General HAL and LL Design Aspects ¶
The Portable APIs layer (HAL and Low-Layer drivers) provides a generic, multi-instance, and simple set of APIs to interact with the upper layer (application, libraries, and stacks). It is composed of an API set that is directly built around a generic architecture and allows built-on layers, like the middleware layer, to implement its functions without knowing in depth the underlying STM32 device. This improves library code reusability and guarantees easy portability to other devices and STM32 families.
The HAL drivers must offer a rich set of APIs to interact easily with the application upper layers. Each driver consists of a set of functions covering the full peripheral features.
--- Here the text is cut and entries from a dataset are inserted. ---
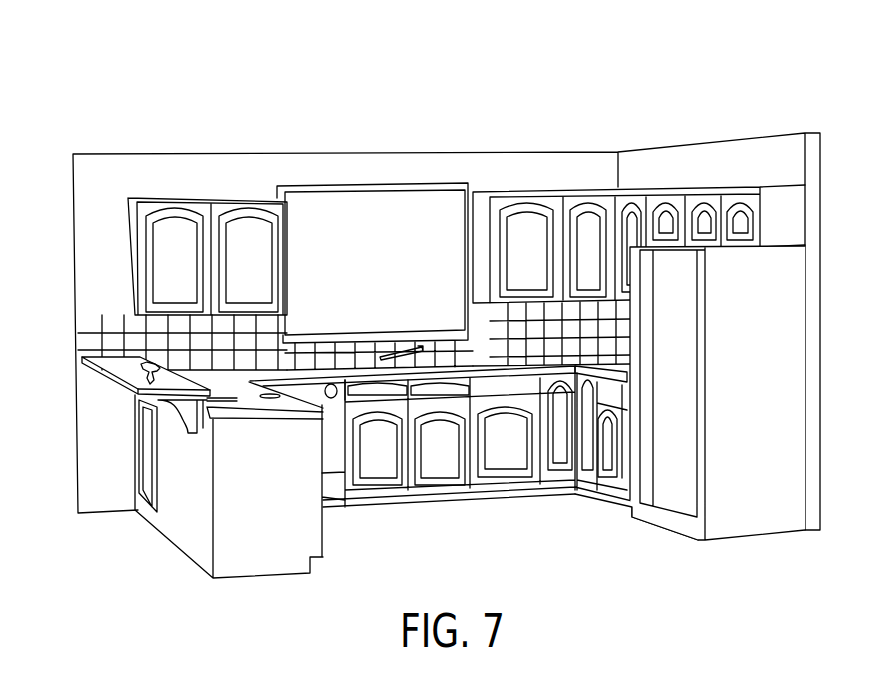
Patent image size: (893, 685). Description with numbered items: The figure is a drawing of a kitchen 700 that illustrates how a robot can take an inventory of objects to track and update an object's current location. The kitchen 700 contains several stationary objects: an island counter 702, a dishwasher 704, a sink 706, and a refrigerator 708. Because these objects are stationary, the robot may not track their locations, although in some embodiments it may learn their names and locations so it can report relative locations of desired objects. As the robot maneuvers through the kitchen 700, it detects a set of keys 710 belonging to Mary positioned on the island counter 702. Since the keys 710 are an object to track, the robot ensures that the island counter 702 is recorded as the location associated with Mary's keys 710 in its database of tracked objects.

The kitchen 700 is at (149, 85).
The island counter 702 is at (117, 370).
The dishwasher 704 is at (328, 445).
The sink 706 is at (410, 403).
The refrigerator 708 is at (790, 388).
The set of keys 710 is at (137, 368).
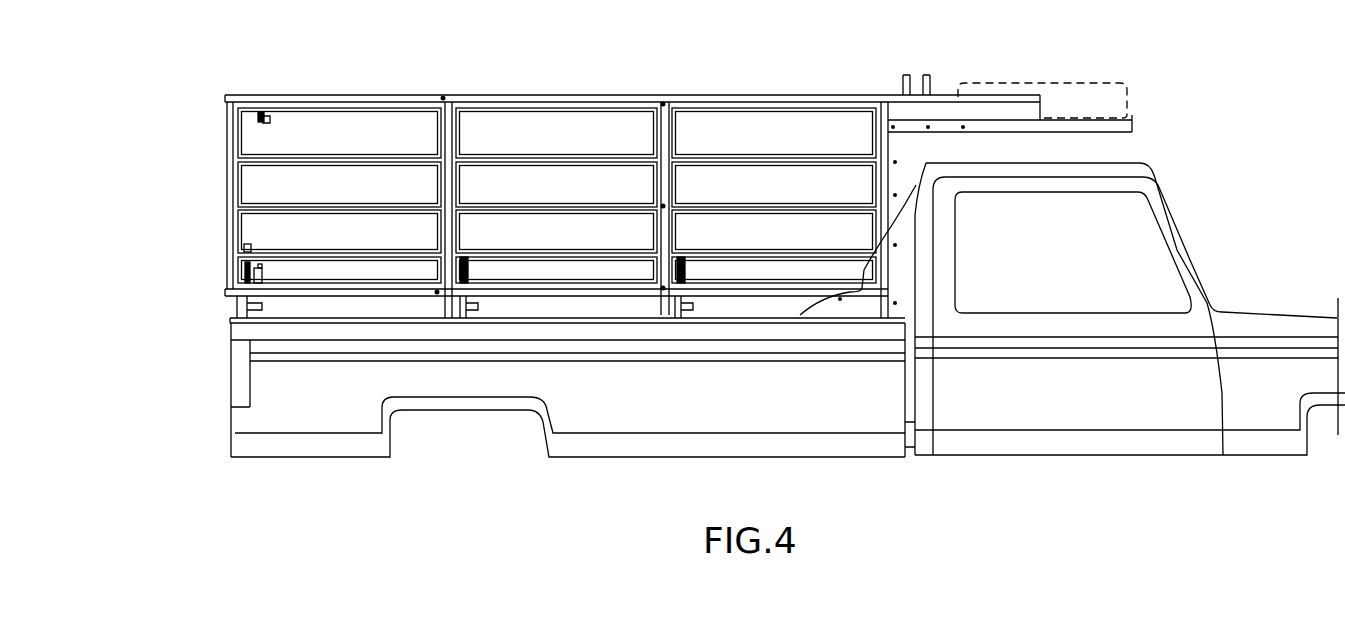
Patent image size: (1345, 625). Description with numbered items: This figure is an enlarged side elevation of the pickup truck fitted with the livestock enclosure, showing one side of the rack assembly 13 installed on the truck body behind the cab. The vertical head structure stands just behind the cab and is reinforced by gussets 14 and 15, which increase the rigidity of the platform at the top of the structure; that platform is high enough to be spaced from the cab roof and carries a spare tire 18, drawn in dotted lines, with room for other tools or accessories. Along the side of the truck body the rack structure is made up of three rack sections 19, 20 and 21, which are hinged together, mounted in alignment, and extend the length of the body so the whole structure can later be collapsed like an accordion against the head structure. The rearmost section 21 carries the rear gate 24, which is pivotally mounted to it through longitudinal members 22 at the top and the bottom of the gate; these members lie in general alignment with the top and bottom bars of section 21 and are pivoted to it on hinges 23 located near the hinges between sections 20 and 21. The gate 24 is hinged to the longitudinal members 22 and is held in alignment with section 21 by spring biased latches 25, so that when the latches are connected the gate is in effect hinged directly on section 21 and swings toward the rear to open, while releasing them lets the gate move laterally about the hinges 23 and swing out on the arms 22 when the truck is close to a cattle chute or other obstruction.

The rack assembly 13 is at (557, 165).
The gusset 14 is at (880, 275).
The gusset 15 is at (905, 188).
The spare tire 18 is at (1107, 88).
The rack section 19 is at (765, 95).
The rack section 20 is at (575, 95).
The rack section 21 is at (357, 110).
The longitudinal member 22 is at (338, 94).
The hinge 23 is at (443, 97).
The gate 24 is at (228, 205).
The spring biased latch 25 is at (258, 118).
The development of each driver is driven by a common API, which standardizes the driver structure, the functions, and the parameter names.
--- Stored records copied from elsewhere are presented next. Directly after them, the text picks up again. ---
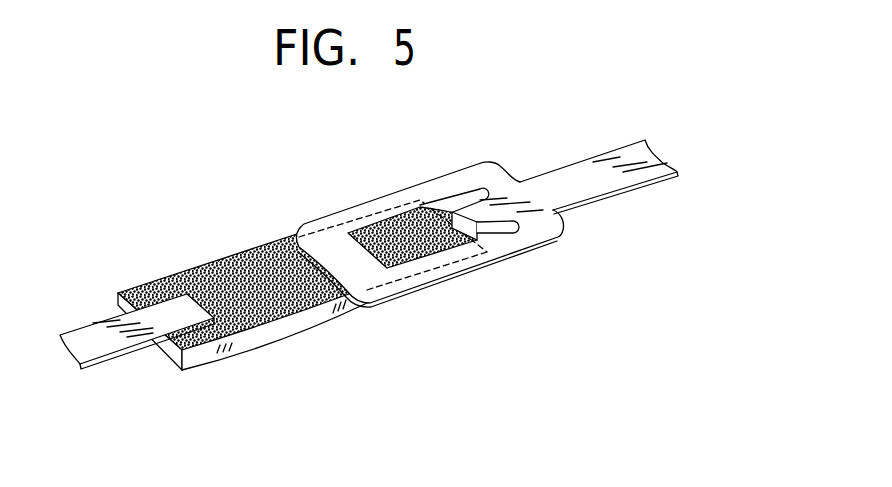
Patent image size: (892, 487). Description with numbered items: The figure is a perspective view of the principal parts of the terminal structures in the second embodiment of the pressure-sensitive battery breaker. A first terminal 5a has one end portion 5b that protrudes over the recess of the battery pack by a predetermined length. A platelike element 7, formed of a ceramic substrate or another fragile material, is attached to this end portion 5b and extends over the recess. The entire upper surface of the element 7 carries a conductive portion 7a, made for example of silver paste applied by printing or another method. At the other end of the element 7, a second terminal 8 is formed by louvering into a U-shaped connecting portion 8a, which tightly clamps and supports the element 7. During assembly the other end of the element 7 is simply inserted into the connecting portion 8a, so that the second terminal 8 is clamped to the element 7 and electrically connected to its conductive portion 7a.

The first terminal 5a is at (126, 292).
The end portion of the first terminal 5b is at (173, 310).
The platelike element 7 is at (309, 317).
The conductive portion 7a is at (262, 293).
The second terminal 8 is at (565, 150).
The U-shaped connecting portion 8a is at (443, 188).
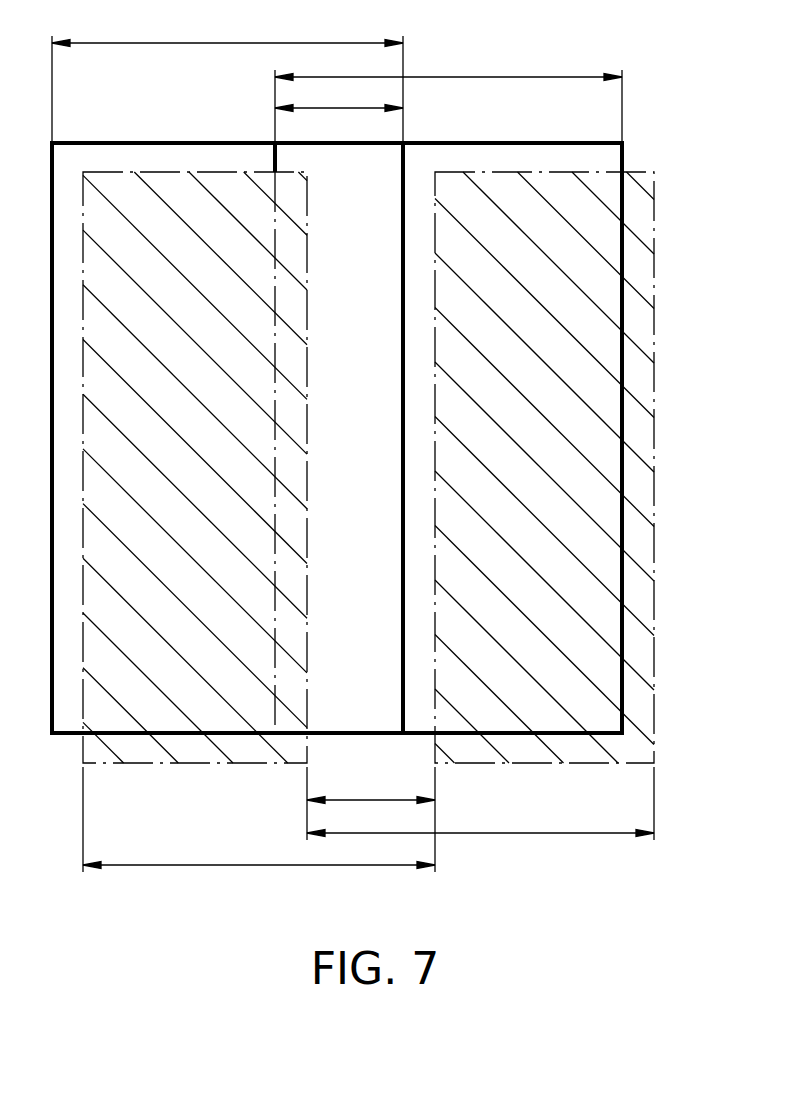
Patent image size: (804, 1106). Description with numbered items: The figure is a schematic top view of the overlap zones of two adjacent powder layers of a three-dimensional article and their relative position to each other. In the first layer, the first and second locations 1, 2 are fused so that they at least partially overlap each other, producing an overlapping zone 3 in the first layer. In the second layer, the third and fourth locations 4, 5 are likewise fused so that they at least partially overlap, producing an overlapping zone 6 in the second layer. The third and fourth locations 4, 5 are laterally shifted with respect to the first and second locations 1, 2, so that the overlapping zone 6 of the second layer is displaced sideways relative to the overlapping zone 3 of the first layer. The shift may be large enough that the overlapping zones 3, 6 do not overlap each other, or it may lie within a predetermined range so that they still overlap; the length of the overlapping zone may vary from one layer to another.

Architecture principles for resource management ¶
The following principles are considered within the HAL/LL drivers:
The resource types and defines belong to the given SW layer: they are prefixed by the layer prefix, for example, HAL_ or hal_, followed by the module (e.g., HAL_FLASH or hal_flash).
Each SW layer uses its own resources and types: data structures, enums, error management, and so on.
Layer resource translation: In vertical layering (e.g., HAL on top of the LL), the upper-layer implementation includes a translation phase to accommodate lower-layer resources (the user should not need to care about it).
In case of two cohabiting layers in a user application (horizontal interaction), a translation API is provided to move from a Layer A type to the equivalent Layer B type for the required objects.